Outra singularidade da Murilo – a dedicação ao fantástico. E por que isso? Ele mesmo responde: “Minha opção pelo fantástico foi herança da minha infância, das leituras que fiz, e também porque sou um sujeito que acredita muito no que está além das coisas: nunca me espanto com o sobrenatural, com o mágico, com o mistério.”
Carlos Vogt constata serem “poucos e magros" os espécimes do gênero fantástico, “tendo na solidão paciente do trabalho de Murilo um raro caso de expressão maior.” E é verdade. E até seria mais cômodo para o historiador ou o estudioso dedicar-se exclusivamente ao contista mineiro. Pois a literatura crítica brasileira é rica em artigos e ensaios que tem como foco o criador do Pirotécnico Zacarias. Em 1987 o Suplemento Literário do Minas Gerais, por exemplo, dedicou uma série de três edições a Rubião, com artigos e ensaios assinados por alguns dos melhores críticos literários brasileiros. A série intitulou-se “Murilo Rubião, 40 anos de ex-mágico”.
Um dos mais alentados ensaios da série é assinado por Nelly Novaes Coelho e tem por título “A civilização-da-culpa e o fantástico-absurdo muliriano”. Transcrevamos os dois primeiros parágrafos: “O fantástico é posterior à imagem de um mundo sem milagres, submetido a uma rigorosa causalidade... Só as culturas que chegarem a uma ordem constante, objetiva e imutável dos fenômenos, puderem dar origem, como por contraste, a essa forma particular de imaginação, que contradiz, expressamente, a regularidade perfeita (daquela ordem): o espanto do sobrenatural". (Rogar Caillois, in Antologia del Cuento Fantastico. Buenos Aires, Ed. Sudamericana, 1970).

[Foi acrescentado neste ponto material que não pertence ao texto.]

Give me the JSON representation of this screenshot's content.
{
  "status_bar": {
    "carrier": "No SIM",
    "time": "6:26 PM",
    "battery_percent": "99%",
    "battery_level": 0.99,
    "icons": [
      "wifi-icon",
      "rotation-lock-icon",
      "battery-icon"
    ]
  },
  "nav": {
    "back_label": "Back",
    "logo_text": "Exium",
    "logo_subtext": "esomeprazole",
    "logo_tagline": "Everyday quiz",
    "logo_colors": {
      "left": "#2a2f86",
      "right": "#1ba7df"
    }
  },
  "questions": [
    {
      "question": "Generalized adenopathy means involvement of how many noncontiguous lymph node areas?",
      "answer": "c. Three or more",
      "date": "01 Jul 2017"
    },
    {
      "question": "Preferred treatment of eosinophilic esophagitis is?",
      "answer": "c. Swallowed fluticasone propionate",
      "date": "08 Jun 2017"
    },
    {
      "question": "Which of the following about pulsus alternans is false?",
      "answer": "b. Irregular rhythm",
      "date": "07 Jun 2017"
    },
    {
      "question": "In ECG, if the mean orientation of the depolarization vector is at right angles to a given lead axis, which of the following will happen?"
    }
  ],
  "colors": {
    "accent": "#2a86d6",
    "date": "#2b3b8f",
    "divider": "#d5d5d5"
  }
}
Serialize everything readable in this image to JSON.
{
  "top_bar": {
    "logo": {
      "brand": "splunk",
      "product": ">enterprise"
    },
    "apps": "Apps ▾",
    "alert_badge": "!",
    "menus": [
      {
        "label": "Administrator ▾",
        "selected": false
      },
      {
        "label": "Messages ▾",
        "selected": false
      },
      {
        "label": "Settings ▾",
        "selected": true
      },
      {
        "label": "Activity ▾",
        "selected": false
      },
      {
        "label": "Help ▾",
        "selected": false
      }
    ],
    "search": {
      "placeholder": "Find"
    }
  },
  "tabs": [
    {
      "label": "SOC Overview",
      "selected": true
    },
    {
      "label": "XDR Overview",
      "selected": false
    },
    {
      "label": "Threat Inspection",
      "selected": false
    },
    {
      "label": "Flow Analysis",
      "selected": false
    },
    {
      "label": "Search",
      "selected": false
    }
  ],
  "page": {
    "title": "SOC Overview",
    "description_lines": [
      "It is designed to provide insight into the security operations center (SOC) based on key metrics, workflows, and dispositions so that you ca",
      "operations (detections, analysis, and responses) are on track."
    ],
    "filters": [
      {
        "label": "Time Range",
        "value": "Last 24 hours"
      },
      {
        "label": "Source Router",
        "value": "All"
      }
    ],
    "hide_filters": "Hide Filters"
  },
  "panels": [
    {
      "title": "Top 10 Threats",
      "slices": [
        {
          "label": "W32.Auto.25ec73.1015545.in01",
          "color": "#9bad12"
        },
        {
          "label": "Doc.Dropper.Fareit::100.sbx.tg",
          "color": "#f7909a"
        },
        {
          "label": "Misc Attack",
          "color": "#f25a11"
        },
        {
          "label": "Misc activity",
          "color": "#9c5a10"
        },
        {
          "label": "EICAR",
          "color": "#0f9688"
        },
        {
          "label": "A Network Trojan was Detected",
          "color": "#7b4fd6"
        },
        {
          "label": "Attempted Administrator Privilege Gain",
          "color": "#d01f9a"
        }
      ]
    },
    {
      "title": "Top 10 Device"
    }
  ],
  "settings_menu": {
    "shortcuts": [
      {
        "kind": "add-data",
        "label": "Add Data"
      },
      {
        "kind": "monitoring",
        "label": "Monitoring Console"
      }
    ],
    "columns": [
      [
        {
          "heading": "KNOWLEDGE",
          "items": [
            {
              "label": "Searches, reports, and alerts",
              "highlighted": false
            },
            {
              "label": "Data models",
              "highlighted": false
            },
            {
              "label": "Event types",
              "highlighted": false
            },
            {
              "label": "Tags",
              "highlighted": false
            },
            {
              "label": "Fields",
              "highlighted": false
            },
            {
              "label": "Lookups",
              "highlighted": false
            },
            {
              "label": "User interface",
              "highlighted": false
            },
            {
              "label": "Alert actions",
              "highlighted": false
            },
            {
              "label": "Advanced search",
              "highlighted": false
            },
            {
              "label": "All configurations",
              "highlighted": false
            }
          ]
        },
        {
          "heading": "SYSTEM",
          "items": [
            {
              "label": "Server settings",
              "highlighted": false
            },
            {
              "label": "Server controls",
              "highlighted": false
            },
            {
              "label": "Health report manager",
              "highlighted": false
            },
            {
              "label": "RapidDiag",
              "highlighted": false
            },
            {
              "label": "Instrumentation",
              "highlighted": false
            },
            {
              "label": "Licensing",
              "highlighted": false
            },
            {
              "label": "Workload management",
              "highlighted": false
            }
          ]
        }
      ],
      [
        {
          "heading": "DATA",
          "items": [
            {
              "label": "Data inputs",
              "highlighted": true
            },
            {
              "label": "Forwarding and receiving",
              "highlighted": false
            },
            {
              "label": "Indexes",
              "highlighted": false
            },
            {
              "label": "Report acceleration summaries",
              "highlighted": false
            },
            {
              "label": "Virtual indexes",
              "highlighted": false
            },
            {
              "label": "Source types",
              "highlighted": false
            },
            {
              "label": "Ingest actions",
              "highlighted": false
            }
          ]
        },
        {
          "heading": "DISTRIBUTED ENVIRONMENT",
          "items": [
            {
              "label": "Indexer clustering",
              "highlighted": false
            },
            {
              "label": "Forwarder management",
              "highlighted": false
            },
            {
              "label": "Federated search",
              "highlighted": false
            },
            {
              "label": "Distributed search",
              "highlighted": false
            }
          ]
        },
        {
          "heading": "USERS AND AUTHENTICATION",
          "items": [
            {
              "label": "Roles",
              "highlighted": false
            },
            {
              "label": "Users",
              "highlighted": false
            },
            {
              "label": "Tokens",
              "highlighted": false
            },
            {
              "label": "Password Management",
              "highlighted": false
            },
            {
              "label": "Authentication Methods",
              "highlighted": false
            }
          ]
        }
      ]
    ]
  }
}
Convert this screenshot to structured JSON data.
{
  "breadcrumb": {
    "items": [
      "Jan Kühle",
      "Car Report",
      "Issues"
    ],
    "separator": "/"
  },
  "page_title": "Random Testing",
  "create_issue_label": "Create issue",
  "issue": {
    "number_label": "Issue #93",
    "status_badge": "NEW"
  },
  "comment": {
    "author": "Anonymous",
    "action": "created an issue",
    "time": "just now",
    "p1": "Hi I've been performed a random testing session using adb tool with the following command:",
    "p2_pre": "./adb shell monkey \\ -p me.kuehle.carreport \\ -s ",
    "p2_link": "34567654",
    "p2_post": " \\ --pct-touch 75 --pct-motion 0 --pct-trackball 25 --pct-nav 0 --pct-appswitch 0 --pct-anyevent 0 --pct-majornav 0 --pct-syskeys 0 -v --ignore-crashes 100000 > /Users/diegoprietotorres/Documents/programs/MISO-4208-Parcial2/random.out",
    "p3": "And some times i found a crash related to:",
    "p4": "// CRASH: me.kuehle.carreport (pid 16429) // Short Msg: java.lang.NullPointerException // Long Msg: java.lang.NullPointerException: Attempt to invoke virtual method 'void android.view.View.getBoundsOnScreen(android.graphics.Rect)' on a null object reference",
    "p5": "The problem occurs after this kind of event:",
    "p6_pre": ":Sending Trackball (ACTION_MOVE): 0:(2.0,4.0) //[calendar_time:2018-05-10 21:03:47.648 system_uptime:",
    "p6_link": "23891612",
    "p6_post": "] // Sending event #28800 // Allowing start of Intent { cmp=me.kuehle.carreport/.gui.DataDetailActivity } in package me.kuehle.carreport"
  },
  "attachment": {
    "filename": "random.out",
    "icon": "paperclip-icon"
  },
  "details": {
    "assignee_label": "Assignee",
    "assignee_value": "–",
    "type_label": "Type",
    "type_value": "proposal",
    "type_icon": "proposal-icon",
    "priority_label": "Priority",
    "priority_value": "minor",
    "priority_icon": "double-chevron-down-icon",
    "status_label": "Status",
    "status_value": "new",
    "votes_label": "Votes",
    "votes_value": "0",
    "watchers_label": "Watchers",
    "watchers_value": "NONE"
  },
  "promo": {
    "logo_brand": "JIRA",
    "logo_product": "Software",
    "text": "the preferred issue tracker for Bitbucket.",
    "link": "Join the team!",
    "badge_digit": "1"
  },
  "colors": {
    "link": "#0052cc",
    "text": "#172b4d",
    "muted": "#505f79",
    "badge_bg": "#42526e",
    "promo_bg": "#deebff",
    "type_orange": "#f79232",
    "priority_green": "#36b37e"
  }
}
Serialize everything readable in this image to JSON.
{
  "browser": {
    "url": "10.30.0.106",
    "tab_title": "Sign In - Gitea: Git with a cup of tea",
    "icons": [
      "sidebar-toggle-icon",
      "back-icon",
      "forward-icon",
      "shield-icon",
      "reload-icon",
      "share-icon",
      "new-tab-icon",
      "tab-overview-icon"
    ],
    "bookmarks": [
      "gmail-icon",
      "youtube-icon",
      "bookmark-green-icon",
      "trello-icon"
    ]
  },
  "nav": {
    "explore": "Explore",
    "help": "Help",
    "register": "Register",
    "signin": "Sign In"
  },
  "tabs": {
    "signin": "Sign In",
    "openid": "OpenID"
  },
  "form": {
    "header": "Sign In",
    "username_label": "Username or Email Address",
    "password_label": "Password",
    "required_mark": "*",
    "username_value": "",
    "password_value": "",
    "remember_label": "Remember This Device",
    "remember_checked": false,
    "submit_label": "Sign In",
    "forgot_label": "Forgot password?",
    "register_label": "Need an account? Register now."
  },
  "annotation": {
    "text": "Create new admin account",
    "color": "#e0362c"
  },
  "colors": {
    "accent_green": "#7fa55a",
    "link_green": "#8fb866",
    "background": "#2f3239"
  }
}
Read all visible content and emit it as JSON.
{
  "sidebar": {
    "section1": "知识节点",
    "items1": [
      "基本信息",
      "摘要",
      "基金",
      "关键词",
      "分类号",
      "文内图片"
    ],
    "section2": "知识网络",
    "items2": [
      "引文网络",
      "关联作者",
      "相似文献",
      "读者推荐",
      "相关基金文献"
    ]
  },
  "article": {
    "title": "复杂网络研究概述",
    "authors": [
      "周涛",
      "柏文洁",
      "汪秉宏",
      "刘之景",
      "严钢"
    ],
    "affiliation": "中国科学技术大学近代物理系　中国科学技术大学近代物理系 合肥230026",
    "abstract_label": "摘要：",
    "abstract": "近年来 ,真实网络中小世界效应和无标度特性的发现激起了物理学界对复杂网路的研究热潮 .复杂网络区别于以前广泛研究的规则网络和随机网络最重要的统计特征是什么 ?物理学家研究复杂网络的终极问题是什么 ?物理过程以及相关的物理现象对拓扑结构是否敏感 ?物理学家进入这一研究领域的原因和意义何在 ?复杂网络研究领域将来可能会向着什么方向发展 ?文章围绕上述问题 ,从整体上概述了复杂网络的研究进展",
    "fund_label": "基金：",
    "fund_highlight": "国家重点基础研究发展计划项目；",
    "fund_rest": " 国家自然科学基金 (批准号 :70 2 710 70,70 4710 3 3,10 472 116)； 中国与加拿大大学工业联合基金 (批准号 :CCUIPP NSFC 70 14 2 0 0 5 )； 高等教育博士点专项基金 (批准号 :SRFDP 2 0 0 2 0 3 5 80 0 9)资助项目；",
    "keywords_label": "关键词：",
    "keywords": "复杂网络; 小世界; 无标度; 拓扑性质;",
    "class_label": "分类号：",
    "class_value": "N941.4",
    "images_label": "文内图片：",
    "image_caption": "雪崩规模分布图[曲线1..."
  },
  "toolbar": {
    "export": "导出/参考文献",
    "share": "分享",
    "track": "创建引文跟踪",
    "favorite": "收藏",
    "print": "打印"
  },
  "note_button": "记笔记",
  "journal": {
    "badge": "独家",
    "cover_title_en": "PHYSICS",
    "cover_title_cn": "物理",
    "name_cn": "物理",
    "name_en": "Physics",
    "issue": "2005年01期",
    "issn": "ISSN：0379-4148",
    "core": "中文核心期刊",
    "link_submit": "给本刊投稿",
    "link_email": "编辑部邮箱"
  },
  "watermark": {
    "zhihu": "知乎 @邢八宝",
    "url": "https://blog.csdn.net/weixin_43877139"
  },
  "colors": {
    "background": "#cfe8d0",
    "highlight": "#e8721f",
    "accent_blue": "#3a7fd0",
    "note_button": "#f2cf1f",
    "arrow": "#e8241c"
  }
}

Diríamos, porém, que o fantástico muriliano (tal como o de Kafka) é posterior ao espanto, de que fala Caillois. Este teria correspondido à primeira reação dos homens diante da nova imagem-do-homem-e-do-mundo que a Ciência positivista lhes revelara. Superado o espanto do primeiro momento, sobreveio a revolta e depois a resignação, a apatia ou o espanto congelado (de que fala Davi Arriguci), diante do inevitável. Nesse sentido, o que espanta o leitor de Murilo Rubião é o fato de nada espantar os seus personagens. Envolvidos, inexplicavelmente, nas situações mais fantásticas, trágicas e sem sentido, eles se deixam levar. Impotentes diante dos fatos ou incapazes de revolta, submetem-se passivamente à fatalidade dos acontecimentos.”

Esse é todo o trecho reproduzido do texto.